Erfahrene Wandermusikanten wurden Kapellmeister. Der Kapellmeister war der Leiter seiner Musikkapelle, er stellte sie zusammen, warb die Mitglieder an, wählte die Stücke aus und übte sie mit seinen Musikern ein, in der Regel während der Winterzeit. Kapellmeister mussten theoretisches Musikwissen haben, da sie die Auswahl des Repertoires und die Stimmen der Stücke an die jeweilige Besetzung der Kapelle anpassen und für die Mitglieder auch die Stimmbücher schreiben mussten[4]. Sie mussten über organisatorisches Geschick verfügen, da sie für die Engagements, die Planung der Reiseroute, die Verpflegung der Musiker, die Wahl der Unterkünfte und die Disziplin während der Reise verantwortlich waren. Die Kapellmeister kamen für die Reisekosten auf und stellten auch die Uniformen.

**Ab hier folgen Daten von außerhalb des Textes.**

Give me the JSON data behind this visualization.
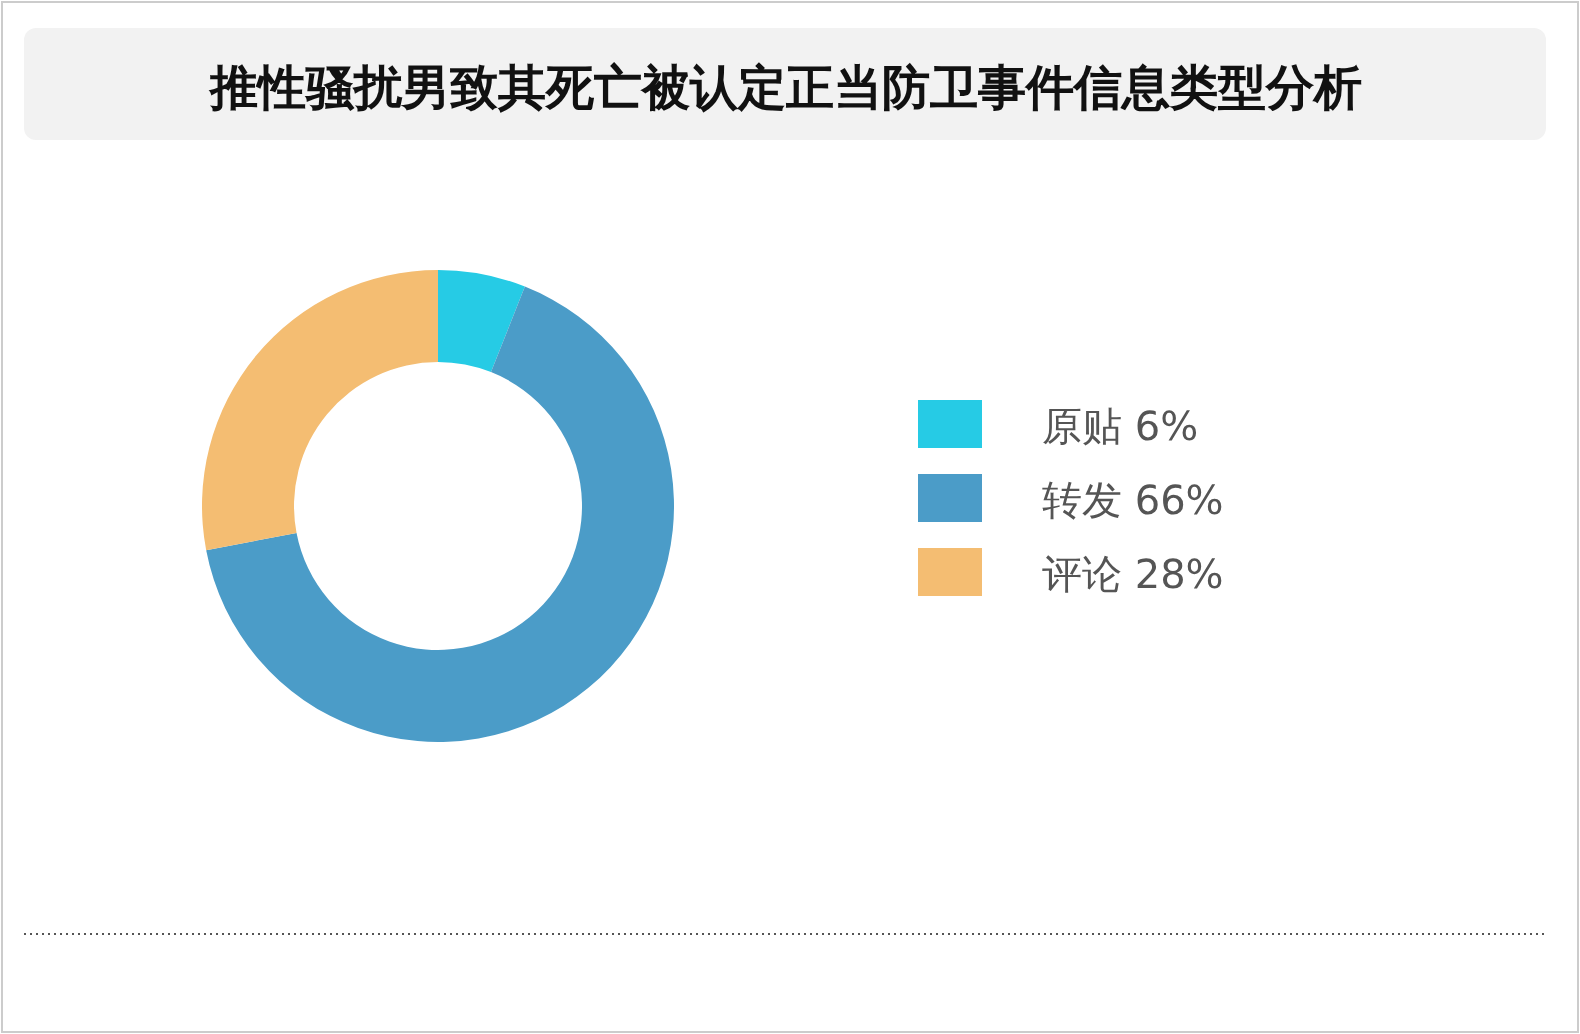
{
  "chart_data": {
    "type": "donut",
    "title": "推性骚扰男致其死亡被认定正当防卫事件信息类型分析",
    "categories": [
      "原贴",
      "转发",
      "评论"
    ],
    "values": [
      6,
      66,
      28
    ],
    "value_labels": [
      "6%",
      "66%",
      "28%"
    ],
    "colors": [
      "#26cbe5",
      "#4b9cc8",
      "#f4bd72"
    ],
    "legend": "right"
  }
}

Oftmals konnten gute Kapellmeister schon während der Überfahrt ein Engagement als Bordkapelle erlangen und so die Reisekosten erheblich senken.[2][1]

Orchestermusiker

Das Repertoire der Wandermusikanten enthielt immer neben Unterhaltungsmusik auch sogenannte E-Musik. Das Beherrschen klassischer Musik war Grundvoraussetzung, um im Ausland eines der begehrten längeren Engagement an einem Ort zu bekommen, und war bei guten Kapellen selbstverständlich. Gute Musikanten konnten ohne längeres Proben direkt „vom Blatt“ spielen. All dies und auch die Tatsache, dass gerade in den USA in der zweiten Hälfte des 19. Jahrhunderts viele Symphonieorchester gegründet wurden, machte es einigen Wandermusikanten einfach, dort als Profimusiker unterzukommen:

Dies sind nur einige Beispiele. Maria Bauer erwähnt in „Das Hohenöller Musikantentum“ von 1921, dass das Boston Symphony Orchestra in der Gründungszeit zu zwei Dritteln aus Westpfälzer Wandermusikanten bestanden haben soll. Da diese Musikanten in der Regel nicht mehr in ihre alte Heimat zurückkehrten, verlor das Musikantenland viele seiner fähigsten Musiker[4].

Musikerfrauen

Musikerinnen waren eher selten. Oft wurde die Ehefrau eines jüngeren Musikanten mit auf eine Reise genommen, damit sie sich während der Reise um den Haushalt kümmern konnte. Bei längeren Reisen oder festen Engagements war manchmal auch die gesamte Familie dabei. Hubertus Kilian nahm seine Frau Phillipine 1858 mit nach Australien, zwei ihrer sieben Kinder wurden dort während der siebenjährigen Reise geboren. Auch Rudolf Mersy aus Aschbach verbrachte seine Kindheit zusammen mit seinen Eltern in Edinburgh und ging dort zur Schule.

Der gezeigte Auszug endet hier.